Fonte: G1 – 02 de fevereiro de 2009 e Jornal Mídia

Comentário:
Se o laboratório joga o lixo hospitalar na rua sem pensar na segurança e na responsabilidade de outras pessoas (catadores de lixo) de revirar o lixo encontrar seringas e agulhas infectadas e transmissíveis de doenças, o que eles devem fazer com restantes de materiais líquidos é jogar no esgoto, muito provável. A multa simplesmente para esse tipo de infração grave é muito pouco. A vigilância deveria lacrar o laboratório e obrigar todos os funcionários, inclusive os proprietários a freqüentar o curso de reciclagem de gerenciamento dos resíduos gerados nos serviços de saúde.

A população deve denunciar à Vigilância Sanitária do estado ou município em caso de irregularidade cometida por unidade de saúde.
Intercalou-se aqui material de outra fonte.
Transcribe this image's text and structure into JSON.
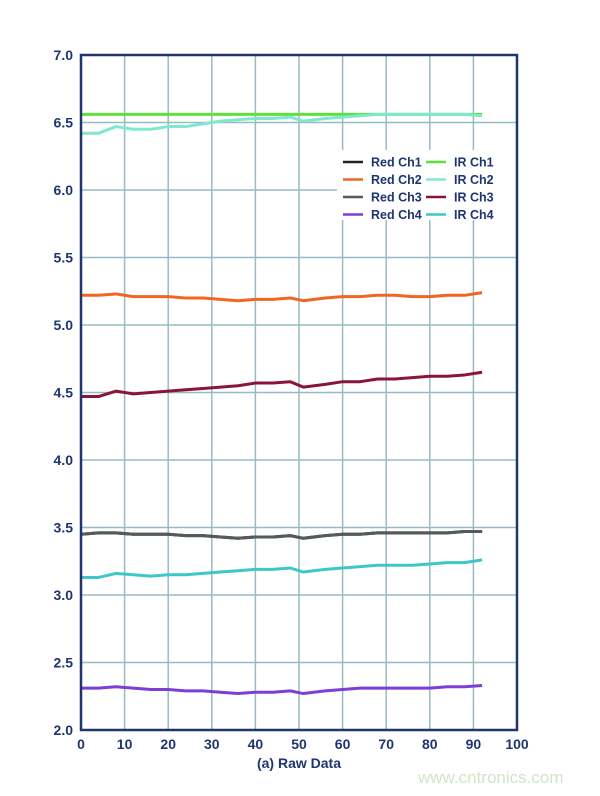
{
  "chart_data": {
    "type": "line",
    "title": "",
    "xlabel": "(a) Raw Data",
    "ylabel": "",
    "xlim": [
      0,
      100
    ],
    "ylim": [
      2.0,
      7.0
    ],
    "xticks": [
      "0",
      "10",
      "20",
      "30",
      "40",
      "50",
      "60",
      "70",
      "80",
      "90",
      "100"
    ],
    "yticks": [
      "2.0",
      "2.5",
      "3.0",
      "3.5",
      "4.0",
      "4.5",
      "5.0",
      "5.5",
      "6.0",
      "6.5",
      "7.0"
    ],
    "grid": true,
    "legend_position": "upper-right",
    "x": [
      0,
      4,
      8,
      12,
      16,
      20,
      24,
      28,
      32,
      36,
      40,
      44,
      48,
      51,
      56,
      60,
      64,
      68,
      72,
      76,
      80,
      84,
      88,
      92
    ],
    "series": [
      {
        "name": "Red Ch1",
        "color": "#222222",
        "values": [
          3.45,
          3.46,
          3.46,
          3.45,
          3.45,
          3.45,
          3.44,
          3.44,
          3.43,
          3.42,
          3.43,
          3.43,
          3.44,
          3.42,
          3.44,
          3.45,
          3.45,
          3.46,
          3.46,
          3.46,
          3.46,
          3.46,
          3.47,
          3.47
        ]
      },
      {
        "name": "Red Ch2",
        "color": "#f26522",
        "values": [
          5.22,
          5.22,
          5.23,
          5.21,
          5.21,
          5.21,
          5.2,
          5.2,
          5.19,
          5.18,
          5.19,
          5.19,
          5.2,
          5.18,
          5.2,
          5.21,
          5.21,
          5.22,
          5.22,
          5.21,
          5.21,
          5.22,
          5.22,
          5.24
        ]
      },
      {
        "name": "Red Ch3",
        "color": "#555a5a",
        "values": [
          3.45,
          3.46,
          3.46,
          3.45,
          3.45,
          3.45,
          3.44,
          3.44,
          3.43,
          3.42,
          3.43,
          3.43,
          3.44,
          3.42,
          3.44,
          3.45,
          3.45,
          3.46,
          3.46,
          3.46,
          3.46,
          3.46,
          3.47,
          3.47
        ]
      },
      {
        "name": "Red Ch4",
        "color": "#7b3fd6",
        "values": [
          2.31,
          2.31,
          2.32,
          2.31,
          2.3,
          2.3,
          2.29,
          2.29,
          2.28,
          2.27,
          2.28,
          2.28,
          2.29,
          2.27,
          2.29,
          2.3,
          2.31,
          2.31,
          2.31,
          2.31,
          2.31,
          2.32,
          2.32,
          2.33
        ]
      },
      {
        "name": "IR Ch1",
        "color": "#5fe03a",
        "values": [
          6.56,
          6.56,
          6.56,
          6.56,
          6.56,
          6.56,
          6.56,
          6.56,
          6.56,
          6.56,
          6.56,
          6.56,
          6.56,
          6.56,
          6.56,
          6.56,
          6.56,
          6.56,
          6.56,
          6.56,
          6.56,
          6.56,
          6.56,
          6.56
        ]
      },
      {
        "name": "IR Ch2",
        "color": "#7fe8cf",
        "values": [
          6.42,
          6.42,
          6.47,
          6.45,
          6.45,
          6.47,
          6.47,
          6.49,
          6.51,
          6.52,
          6.53,
          6.53,
          6.54,
          6.51,
          6.53,
          6.54,
          6.55,
          6.56,
          6.56,
          6.56,
          6.56,
          6.56,
          6.56,
          6.55
        ]
      },
      {
        "name": "IR Ch3",
        "color": "#8a1538",
        "values": [
          4.47,
          4.47,
          4.51,
          4.49,
          4.5,
          4.51,
          4.52,
          4.53,
          4.54,
          4.55,
          4.57,
          4.57,
          4.58,
          4.54,
          4.56,
          4.58,
          4.58,
          4.6,
          4.6,
          4.61,
          4.62,
          4.62,
          4.63,
          4.65
        ]
      },
      {
        "name": "IR Ch4",
        "color": "#3cc8c8",
        "values": [
          3.13,
          3.13,
          3.16,
          3.15,
          3.14,
          3.15,
          3.15,
          3.16,
          3.17,
          3.18,
          3.19,
          3.19,
          3.2,
          3.17,
          3.19,
          3.2,
          3.21,
          3.22,
          3.22,
          3.22,
          3.23,
          3.24,
          3.24,
          3.26
        ]
      }
    ]
  },
  "watermark": "www.cntronics.com",
  "colors": {
    "axis": "#1e3570",
    "grid": "#95bcc4"
  }
}
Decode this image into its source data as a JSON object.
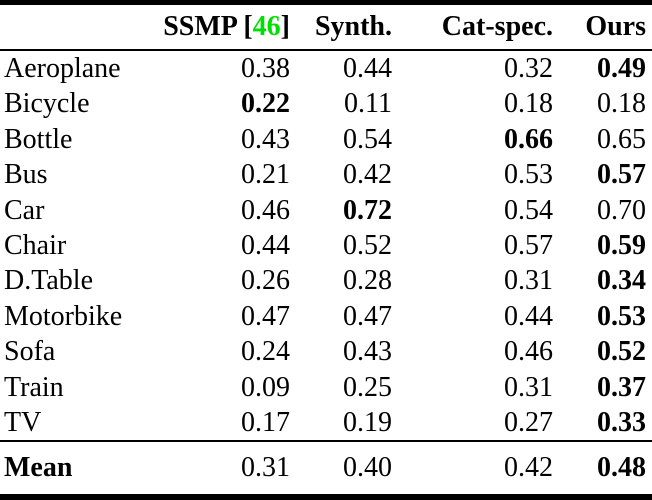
{
  "colors": {
    "citation_green": "#00e000",
    "text": "#000000",
    "rule": "#000000",
    "background": "#ffffff"
  },
  "header": {
    "corner": "",
    "ssmp_prefix": "SSMP [",
    "ssmp_cite": "46",
    "ssmp_suffix": "]",
    "synth": "Synth.",
    "catspec": "Cat-spec.",
    "ours": "Ours"
  },
  "table": {
    "columns": [
      "",
      "SSMP [46]",
      "Synth.",
      "Cat-spec.",
      "Ours"
    ],
    "rows": [
      {
        "label": "Aeroplane",
        "values": [
          "0.38",
          "0.44",
          "0.32",
          "0.49"
        ],
        "bold_value_index": 3
      },
      {
        "label": "Bicycle",
        "values": [
          "0.22",
          "0.11",
          "0.18",
          "0.18"
        ],
        "bold_value_index": 0
      },
      {
        "label": "Bottle",
        "values": [
          "0.43",
          "0.54",
          "0.66",
          "0.65"
        ],
        "bold_value_index": 2
      },
      {
        "label": "Bus",
        "values": [
          "0.21",
          "0.42",
          "0.53",
          "0.57"
        ],
        "bold_value_index": 3
      },
      {
        "label": "Car",
        "values": [
          "0.46",
          "0.72",
          "0.54",
          "0.70"
        ],
        "bold_value_index": 1
      },
      {
        "label": "Chair",
        "values": [
          "0.44",
          "0.52",
          "0.57",
          "0.59"
        ],
        "bold_value_index": 3
      },
      {
        "label": "D.Table",
        "values": [
          "0.26",
          "0.28",
          "0.31",
          "0.34"
        ],
        "bold_value_index": 3
      },
      {
        "label": "Motorbike",
        "values": [
          "0.47",
          "0.47",
          "0.44",
          "0.53"
        ],
        "bold_value_index": 3
      },
      {
        "label": "Sofa",
        "values": [
          "0.24",
          "0.43",
          "0.46",
          "0.52"
        ],
        "bold_value_index": 3
      },
      {
        "label": "Train",
        "values": [
          "0.09",
          "0.25",
          "0.31",
          "0.37"
        ],
        "bold_value_index": 3
      },
      {
        "label": "TV",
        "values": [
          "0.17",
          "0.19",
          "0.27",
          "0.33"
        ],
        "bold_value_index": 3
      }
    ],
    "footer": {
      "label": "Mean",
      "values": [
        "0.31",
        "0.40",
        "0.42",
        "0.48"
      ],
      "bold_value_index": 3
    }
  }
}
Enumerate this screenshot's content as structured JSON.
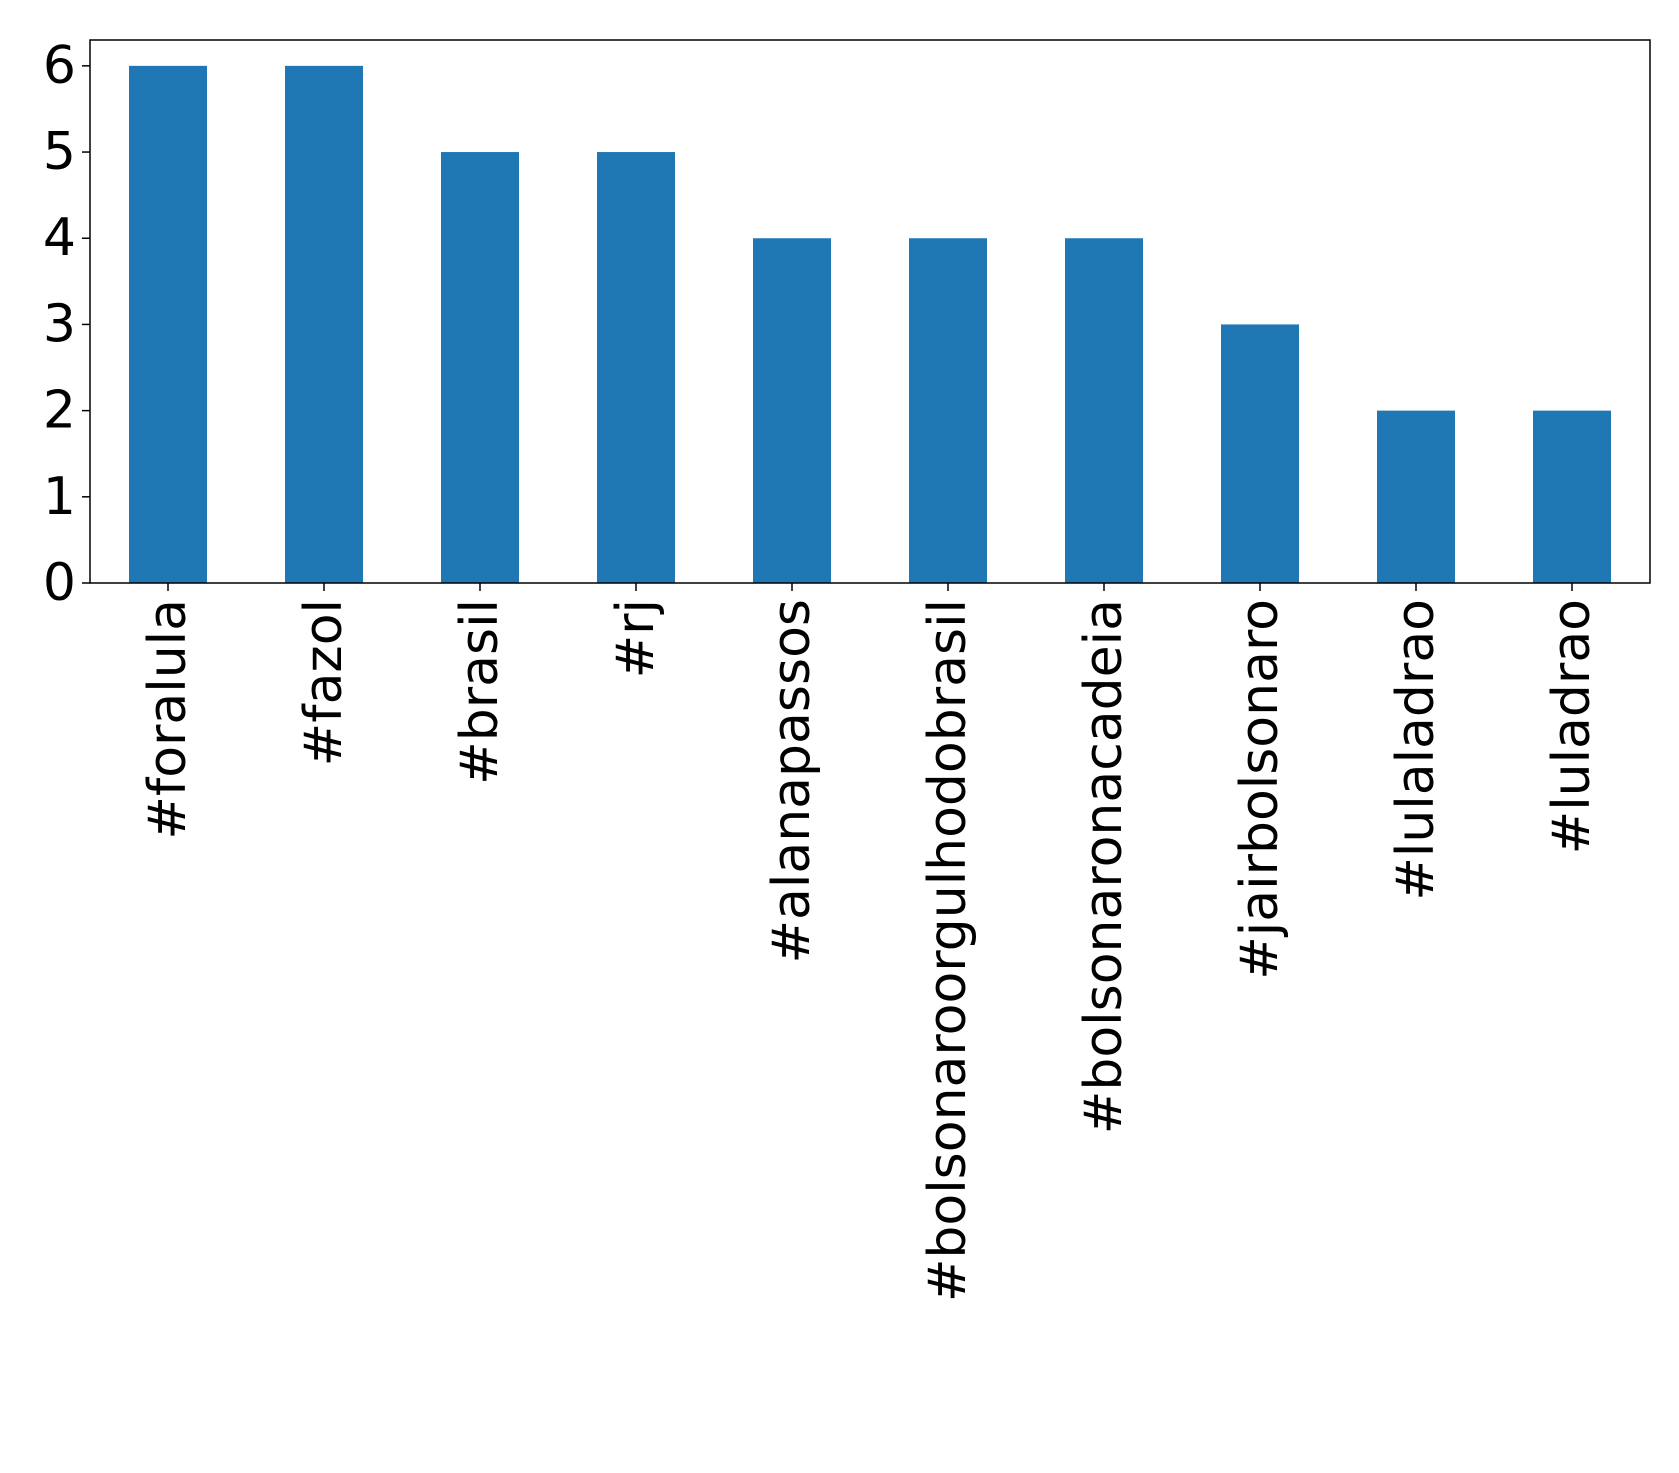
{
  "chart_data": {
    "type": "bar",
    "categories": [
      "#foralula",
      "#fazol",
      "#brasil",
      "#rj",
      "#alanapassos",
      "#bolsonaroorgulhodobrasil",
      "#bolsonaronacadeia",
      "#jairbolsonaro",
      "#lulaladrao",
      "#luladrao"
    ],
    "values": [
      6,
      6,
      5,
      5,
      4,
      4,
      4,
      3,
      2,
      2
    ],
    "yticks": [
      0,
      1,
      2,
      3,
      4,
      5,
      6
    ],
    "ylim": [
      0,
      6.3
    ],
    "title": "",
    "xlabel": "",
    "ylabel": "",
    "grid": false,
    "legend": "none",
    "bar_color": "#1f77b4",
    "xtick_rotation": "vertical"
  }
}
As normas reguladoras da vigilância Sanitária e do Meio Ambiente estabelecem critérios de fiscalização e aplicação de penalidades.

Dentre os dejetos que constituem resíduo hospitalar estão bolsas de sangue, seringas, agulhas, resto de medicamentos e curativos, material radioativo, lâminas de bisturis, membros humanos amputados e restos de comida servida a pacientes com doenças infecciosas.

Normas
Existem regras para o descarte dos Resíduos de Serviços de Saúde. Elas estão dispostas na Resolução n° 306 de dezembro de 2004, da Agência Nacional de Vigilância Sanitária (Anvisa). Entre elas, uma estabelece que a segregação, tratamento, acondicionamento e transporte adequado dos resíduos é de responsabilidade de cada unidade de saúde onde eles foram gerados.

Em termos de regulação, na esfera federal, o país dispõe de normas ambientais e de vigilância sanitária, complementadas por outras estaduais e municipais. Os órgãos estaduais e municipais de meio ambiente são responsáveis pelo licenciamento ambiental dos empreendimentos de tratamento e disposição final de resíduos. Cabe a eles também a fiscalização.

A Anvisa ( Agência Nacional de Vigilância Sanitária) vem participando ativamente de palestras, seminários e congressos das diversas atividades de atenção à saúde, promovendo ampla divulgação de sua regulamentação e percebendo as dificuldades de implantação do Regulamento.

O perigo do lixo hospitalar
■ Resíduos biológicos – culturas de microrganismos de laboratórios de análises clínicas;
■ Bolsas de sangue ou hemocomponentes; descarte de vacinas; órgãos, tecidos e líquidos corpóreos; agulhas, lâminas de bisturi, vidrarias de laboratórios;
■ Resíduos químicos – Medicamentos de risco, vencidos ou mal conservados; produtos químicos usados em laboratórios de análises clínicas; efluentes de processadores de imagem.
■ Rejeitos radioativos – Material radioativo ou contaminado com radionuclídeo, usado na medicina nuclear, laboratórios de análises clínicas e radioterapia.
■ Resíduos comuns que se equiparam aos domiciliares – Restos de refeições de pacientes sem doenças contagiosas; sobras do preparo de refeições; fraldas e papel de uso sanitário, absorventes; papéis, plásticos e material de limpeza.
■ Resíduos perfurocortantes – materiais perfurocortantes ou escarificantes, tais como agulhas, lâminas e vidros.